The argument to Judge Ellison on this issue was typical. Houston College of Law argued that there is no presumption of irreparable injury and that the evidence did not prove irreparable injury. Conversely, the University of Houston argued that there is a presumption of irreparable injury and that even without a presumption, the evidence proves irreparable injury.
“How do you value a law school?” UH’s counsel pointedly asked in his summation. If the University of Houston Law Center’s national ranking drops because of confusion with Houston College of Law, he argued, that harm cannot be adequately compensated with dollars. The same number of students may enroll and pay the same tuition, but the quality of the students won’t be the same.
If Judge Ellison issues an injunction [narrator: he did], I expect he will say something to this effect: “It is unclear in the Fifth Circuit whether a showing of trademark infringement creates a presumption of irreparable harm, but in this case it is unnecessary to decide that issue because there is evidence of irreparable harm.”
Will he issue an injunction? Stay tuned to Five Minute Law to find out.
Zach Wolfe is a Texas trial lawyer who handles non-compete and trade secret litigation (and sometimes even trademark litigation) at his firm Fleckman & McGlynn, PLLC. Thomson Reuters named him a 2020 Texas Super Lawyer® for Business Litigation.
His references to arguments made in the lawsuit are not endorsements of the arguments. Any opinions expressed are his own, not the opinions of his firm or clients.

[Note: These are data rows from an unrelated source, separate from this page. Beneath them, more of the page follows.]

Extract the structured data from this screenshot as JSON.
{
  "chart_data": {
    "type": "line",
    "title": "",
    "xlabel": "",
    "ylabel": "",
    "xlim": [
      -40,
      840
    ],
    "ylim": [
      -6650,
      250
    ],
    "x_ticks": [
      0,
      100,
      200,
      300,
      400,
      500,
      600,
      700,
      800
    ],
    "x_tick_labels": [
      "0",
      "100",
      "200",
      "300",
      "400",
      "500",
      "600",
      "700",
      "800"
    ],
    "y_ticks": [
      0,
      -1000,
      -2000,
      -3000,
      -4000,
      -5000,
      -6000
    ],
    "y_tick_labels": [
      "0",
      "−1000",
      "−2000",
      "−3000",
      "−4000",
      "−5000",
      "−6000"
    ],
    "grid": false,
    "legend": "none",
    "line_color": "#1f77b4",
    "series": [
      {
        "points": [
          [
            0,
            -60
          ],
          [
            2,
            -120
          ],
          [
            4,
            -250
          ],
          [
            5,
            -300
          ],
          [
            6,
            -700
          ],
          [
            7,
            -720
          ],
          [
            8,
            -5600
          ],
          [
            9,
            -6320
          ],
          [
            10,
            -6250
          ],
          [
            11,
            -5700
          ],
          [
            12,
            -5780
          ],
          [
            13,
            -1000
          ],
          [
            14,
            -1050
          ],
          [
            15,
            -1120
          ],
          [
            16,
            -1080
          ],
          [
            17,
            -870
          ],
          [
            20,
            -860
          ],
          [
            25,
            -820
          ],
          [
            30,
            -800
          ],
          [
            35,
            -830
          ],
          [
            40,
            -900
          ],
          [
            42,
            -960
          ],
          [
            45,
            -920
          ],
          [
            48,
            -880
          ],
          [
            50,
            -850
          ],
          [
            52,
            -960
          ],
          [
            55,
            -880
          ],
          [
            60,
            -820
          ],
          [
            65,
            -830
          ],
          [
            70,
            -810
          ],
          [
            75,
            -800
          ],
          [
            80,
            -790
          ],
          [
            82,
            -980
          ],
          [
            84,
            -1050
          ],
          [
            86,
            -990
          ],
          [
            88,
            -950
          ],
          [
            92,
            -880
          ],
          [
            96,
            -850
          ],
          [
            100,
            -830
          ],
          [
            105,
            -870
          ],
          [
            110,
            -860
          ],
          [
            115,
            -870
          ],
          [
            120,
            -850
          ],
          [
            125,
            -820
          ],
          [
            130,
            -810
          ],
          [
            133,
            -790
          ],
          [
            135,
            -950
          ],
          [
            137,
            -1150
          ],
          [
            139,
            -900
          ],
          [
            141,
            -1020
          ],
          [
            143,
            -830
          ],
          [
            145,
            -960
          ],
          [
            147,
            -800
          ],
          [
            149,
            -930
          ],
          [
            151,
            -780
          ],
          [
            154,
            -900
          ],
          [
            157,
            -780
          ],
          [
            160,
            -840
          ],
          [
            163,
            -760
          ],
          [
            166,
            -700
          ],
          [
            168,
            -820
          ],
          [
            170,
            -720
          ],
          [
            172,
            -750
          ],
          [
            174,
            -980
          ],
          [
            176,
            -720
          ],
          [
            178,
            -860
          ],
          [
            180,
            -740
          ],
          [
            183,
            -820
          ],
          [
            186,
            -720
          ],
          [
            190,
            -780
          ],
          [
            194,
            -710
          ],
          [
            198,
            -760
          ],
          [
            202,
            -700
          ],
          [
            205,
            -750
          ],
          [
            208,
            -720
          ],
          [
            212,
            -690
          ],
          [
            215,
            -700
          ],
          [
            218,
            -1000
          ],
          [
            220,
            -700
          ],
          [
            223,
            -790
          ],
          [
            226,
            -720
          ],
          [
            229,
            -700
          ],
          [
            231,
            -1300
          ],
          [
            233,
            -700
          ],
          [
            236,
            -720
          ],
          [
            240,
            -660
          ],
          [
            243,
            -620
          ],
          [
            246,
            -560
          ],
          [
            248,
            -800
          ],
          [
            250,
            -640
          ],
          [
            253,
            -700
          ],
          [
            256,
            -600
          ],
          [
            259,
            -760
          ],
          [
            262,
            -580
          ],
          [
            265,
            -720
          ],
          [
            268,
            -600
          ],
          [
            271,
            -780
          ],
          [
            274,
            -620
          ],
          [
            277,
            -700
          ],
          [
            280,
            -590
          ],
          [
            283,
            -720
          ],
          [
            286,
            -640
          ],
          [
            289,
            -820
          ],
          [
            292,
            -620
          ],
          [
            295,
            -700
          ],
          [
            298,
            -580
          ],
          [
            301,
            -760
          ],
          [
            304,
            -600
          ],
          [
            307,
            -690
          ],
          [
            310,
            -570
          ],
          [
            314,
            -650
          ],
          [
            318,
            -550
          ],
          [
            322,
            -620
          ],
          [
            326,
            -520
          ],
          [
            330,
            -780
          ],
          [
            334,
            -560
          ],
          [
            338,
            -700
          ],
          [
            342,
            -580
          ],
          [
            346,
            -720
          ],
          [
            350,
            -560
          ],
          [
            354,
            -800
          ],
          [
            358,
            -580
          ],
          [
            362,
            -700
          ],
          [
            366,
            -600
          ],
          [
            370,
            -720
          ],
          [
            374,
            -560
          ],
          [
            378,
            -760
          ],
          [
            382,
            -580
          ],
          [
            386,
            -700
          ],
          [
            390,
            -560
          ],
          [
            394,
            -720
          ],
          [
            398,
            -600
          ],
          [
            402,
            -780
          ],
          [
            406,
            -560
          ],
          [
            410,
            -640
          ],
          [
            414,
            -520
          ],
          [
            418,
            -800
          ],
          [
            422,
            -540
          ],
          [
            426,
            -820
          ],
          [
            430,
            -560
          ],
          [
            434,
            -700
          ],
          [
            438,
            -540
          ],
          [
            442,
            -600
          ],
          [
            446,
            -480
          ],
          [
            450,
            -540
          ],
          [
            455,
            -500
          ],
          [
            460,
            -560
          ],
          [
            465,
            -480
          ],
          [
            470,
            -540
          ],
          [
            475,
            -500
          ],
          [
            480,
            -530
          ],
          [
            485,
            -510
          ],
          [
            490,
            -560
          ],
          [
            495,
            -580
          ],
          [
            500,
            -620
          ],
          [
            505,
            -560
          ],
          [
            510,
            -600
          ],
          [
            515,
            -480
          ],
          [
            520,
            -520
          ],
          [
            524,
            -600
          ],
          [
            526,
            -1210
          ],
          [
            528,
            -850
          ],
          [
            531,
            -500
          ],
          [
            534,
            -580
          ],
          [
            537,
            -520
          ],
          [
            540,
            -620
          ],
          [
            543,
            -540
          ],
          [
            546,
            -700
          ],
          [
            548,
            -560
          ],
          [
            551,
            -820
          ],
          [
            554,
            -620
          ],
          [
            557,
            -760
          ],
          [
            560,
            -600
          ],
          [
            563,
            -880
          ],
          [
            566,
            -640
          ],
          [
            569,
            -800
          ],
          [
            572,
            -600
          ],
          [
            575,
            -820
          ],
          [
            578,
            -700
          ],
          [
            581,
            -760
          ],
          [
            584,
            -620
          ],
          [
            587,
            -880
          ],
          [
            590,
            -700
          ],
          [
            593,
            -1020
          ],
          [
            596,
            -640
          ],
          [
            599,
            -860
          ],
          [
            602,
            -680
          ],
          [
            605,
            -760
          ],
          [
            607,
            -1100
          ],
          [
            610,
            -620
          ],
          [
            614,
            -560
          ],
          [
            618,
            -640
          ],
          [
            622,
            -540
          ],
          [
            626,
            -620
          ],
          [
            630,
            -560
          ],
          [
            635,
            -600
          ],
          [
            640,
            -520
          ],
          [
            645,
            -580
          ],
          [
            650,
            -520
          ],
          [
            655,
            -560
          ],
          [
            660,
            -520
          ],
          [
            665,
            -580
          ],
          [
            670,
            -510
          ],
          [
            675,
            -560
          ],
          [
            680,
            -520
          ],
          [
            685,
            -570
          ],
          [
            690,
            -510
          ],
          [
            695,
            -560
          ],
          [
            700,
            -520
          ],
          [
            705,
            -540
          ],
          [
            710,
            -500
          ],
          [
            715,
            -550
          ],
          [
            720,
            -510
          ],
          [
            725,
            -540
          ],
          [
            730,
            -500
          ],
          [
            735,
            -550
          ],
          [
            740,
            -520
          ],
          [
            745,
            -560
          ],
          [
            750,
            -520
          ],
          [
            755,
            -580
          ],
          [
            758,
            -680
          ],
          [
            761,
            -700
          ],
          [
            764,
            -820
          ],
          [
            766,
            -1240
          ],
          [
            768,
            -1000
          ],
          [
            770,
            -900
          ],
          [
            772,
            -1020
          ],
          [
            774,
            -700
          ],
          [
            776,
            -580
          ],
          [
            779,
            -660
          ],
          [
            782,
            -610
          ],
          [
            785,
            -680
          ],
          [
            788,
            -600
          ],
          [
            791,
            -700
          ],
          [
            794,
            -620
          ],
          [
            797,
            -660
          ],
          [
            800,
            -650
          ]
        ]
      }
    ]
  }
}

Every case is different, so don’t rely on this post as legal advice for your case.
 Bd. of Regents of the Univ. of Houston Sys. v. Houston College of Law, Inc., No. 4:16-cv-01839 (S.D. Tex. 2016).
 Florida Int’l Univ. Bd. of Trustees v. Florida Nat. Univ., Inc., No. 15-11509, 2016 WL 4010164 (11th Cir. July 26, 2016).
 Am. Rice, Inc. v. Producers Rice Mill, Inc., 518 F.3d 321, 329 (5th Cir. 2008).
 This was an actual case: Elvis Presley Enterprises, Inc. v. Capece, 141 F.3d 188 (5th Cir. 1998).
 eBay Inc. v. MercExchange, L.L.C., 547 U.S. 388, 393-94 (2006).